Para la apreciación de la inteligencia del escolar ya hemos dicho también con cuántas dificultades y circunstancias complicadas hay que luchar para formarse una opinión y cuán necesario resulta un método de medida. Tal método queda expuesto y constituye un instrumento precioso, con la condición, por supuesto, de que sea manejado con mucho tacto y con mucha inteligencia. Y a propósito de esto hemos afirmado que existe una educación de la inteligencia, es decir, un medio de desarrollarla, y que este medio no consiste en lecciones orales, sino en jercicios de estímulo, constituyendo lo que designamos con el nombre de ortopedia mental.

La memoria atrajo después nuestra atención, porque constituye una de las bases de la instrucción y alcanza en el niño un máximum de desenvolvimiento. El maestro debe ocuparse en medir la memoria de cada escolar para no sobrecargarle, y especialmente para no otorgar sin discernimiento recompensas y castigos que no resultarían merecidos. Hemos mostrado que la memoria se mide, en un experimento colectivo, con tanta facilidad como la acuidad visual. Después de unas palabras sobre el estudio y la cura de las ilusiones de la memoria, que resultan en gran parte errores de juicio, dijimos que la distinción de los escolares en visuales, auditivos y motores no presenta, en el estado actual de nuestros conocimientos, ninguna garantía de exactitud y consecuentemente ningún interés. Y hemos terminado trazando un programa de la educación de la memoria, que puede, de igual manera que la inteligencia, ser estimulada por ejercicios metódicos, insistiendo especialmente sobre la necesidad de ejercicios graduados y probando además por algunas observaciones cuáles errores se cometen abandonando este método.

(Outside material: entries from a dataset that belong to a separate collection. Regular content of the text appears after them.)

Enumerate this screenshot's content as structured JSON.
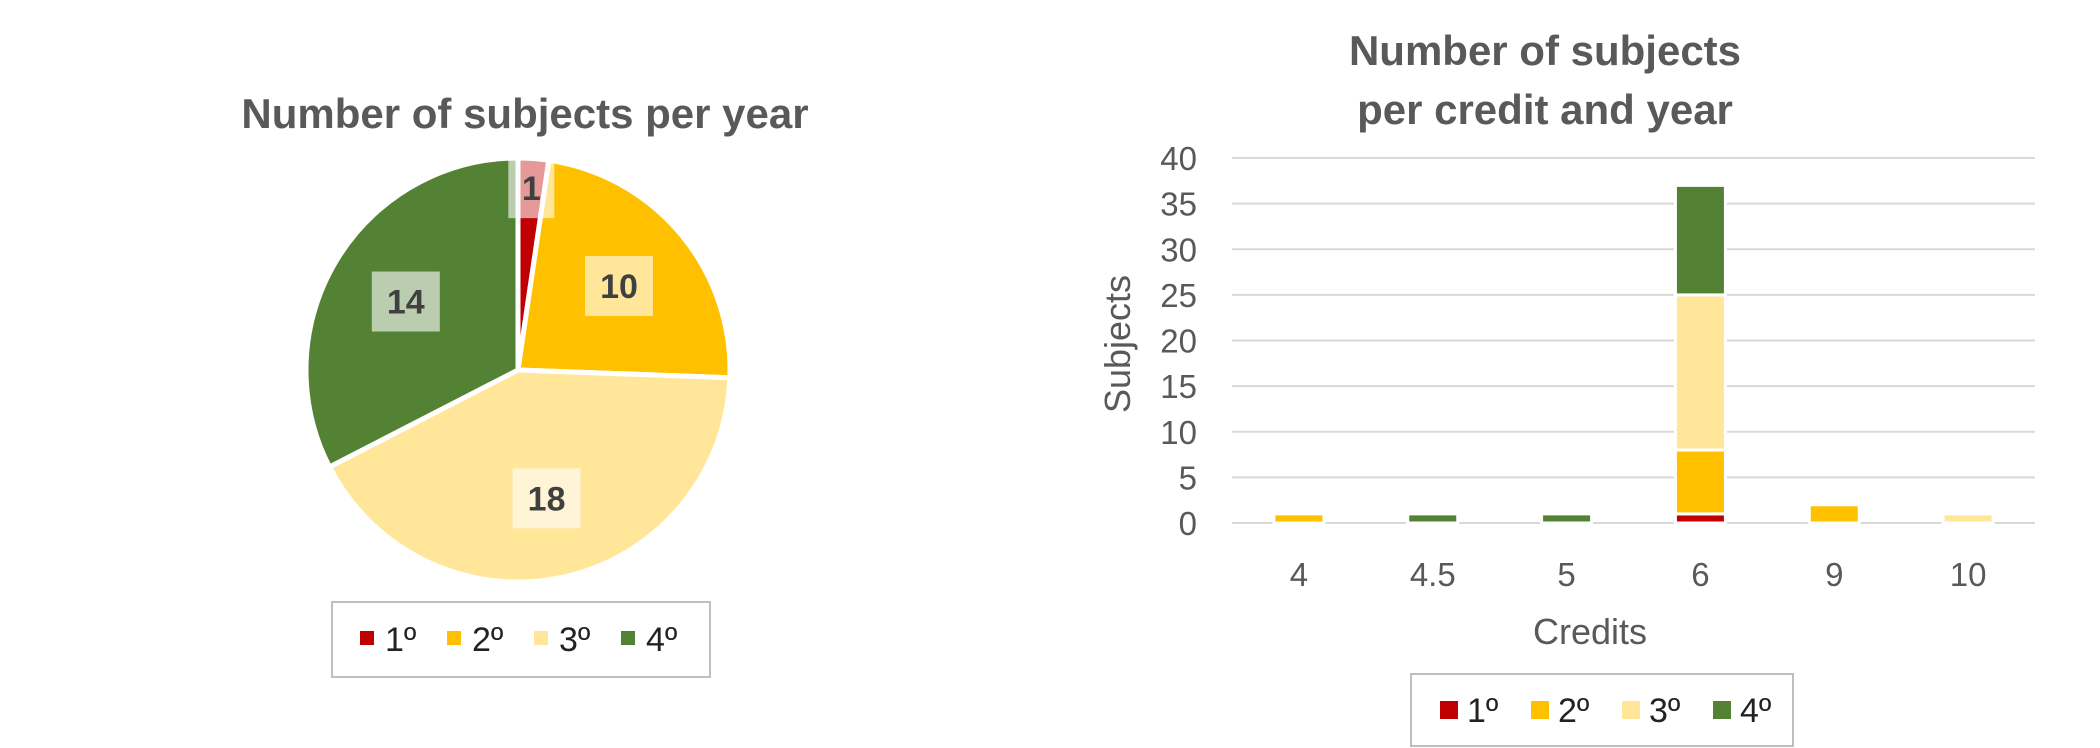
{
  "chart_data": [
    {
      "type": "pie",
      "title": "Number of subjects per year",
      "categories": [
        "1º",
        "2º",
        "3º",
        "4º"
      ],
      "values": [
        1,
        10,
        18,
        14
      ],
      "data_labels": [
        "1",
        "10",
        "18",
        "14"
      ],
      "colors": [
        "#C00000",
        "#FFC000",
        "#FFE699",
        "#548235"
      ],
      "legend_position": "bottom"
    },
    {
      "type": "bar",
      "stacked": true,
      "title": "Number of subjects",
      "subtitle": "per credit and year",
      "categories": [
        "4",
        "4.5",
        "5",
        "6",
        "9",
        "10"
      ],
      "series": [
        {
          "name": "1º",
          "color": "#C00000",
          "values": [
            0,
            0,
            0,
            1,
            0,
            0
          ]
        },
        {
          "name": "2º",
          "color": "#FFC000",
          "values": [
            1,
            0,
            0,
            7,
            2,
            0
          ]
        },
        {
          "name": "3º",
          "color": "#FFE699",
          "values": [
            0,
            0,
            0,
            17,
            0,
            1
          ]
        },
        {
          "name": "4º",
          "color": "#548235",
          "values": [
            0,
            1,
            1,
            12,
            0,
            0
          ]
        }
      ],
      "xlabel": "Credits",
      "ylabel": "Subjects",
      "ylim": [
        0,
        40
      ],
      "yticks": [
        "0",
        "5",
        "10",
        "15",
        "20",
        "25",
        "30",
        "35",
        "40"
      ],
      "grid": true,
      "legend_position": "bottom"
    }
  ]
}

El capítulo de las aptitudes de los niños apenas ha sido bosquejado; el problema de las correlaciones es aún mal conocido; estamos aquí en la ciencia de mañana. Por eso nos limitamos a reclamar para los niños que fracasan en los trabajos literarios el acceso a los trabajos manuales, que ofrecen hoy con justa razón un gran valor educativo. Siempre que un niño se encuentre atrasado en clase, hay necesidad de saber lo que sería capaz de hacer en un taller de madera o de hierro.

Nuestro último capítulo sobre la educación moral y sobre la pereza nos ha permitido demostrar en un cuadro de conjunto la variedad de los procedimientos de que dispone un educador para obrar sobre el niño; la tarea de mañana consistirá en establecer relaciones entre los diferentes caracteres de los niños y los medios más apropiados a cada uno de estos tipos.

Gracias a todos estos ensayos llegamos a hacer más preciso, más práctico, más útil el conocimiento de los niños. Los que se penetren de estos métodos ganarán con ello la ventaja de evitar algún error, de corregir algún prejuicio, de fijar su atención sobre un signo decisivo o de saber precisamente lo que hay necesidad de hacer para llegar a un juicio exacto. Considerada desde este punto de vista, la pedagogía cesa de ser un arte anticuado y profundamente enojoso. La pedagogía así considerada nos permite ver más de cerca el alma de nuestros hijos, y comienza ya a enseñarnos la manera de asegurarles la educación de la memoria, del juicio y de la voluntad: Esta pedagogía no es solamente útil a los niños; sino a nosotros mismos, puesto que haciendo un retorno sobre nuestra personalidad, vemos cuánto ganaríamos con aplicarnos tales métodos. También debiera ser esto la preocupación de todos aquellos que tratan de introducir un poco de inteligencia y de arte en la administración de su existencia, así como debiera constituir especialmente la preocupación de los que representan el poder público, quienes en vez de pensar tanto en la ciencia material, en el bienestar material, en la industria material, deberían pensar también que resulta tan importante, más importante quizá, velar por una buena dirección y organización de la fuerza moral, porque la fuerza moral es la que mueve el mundo.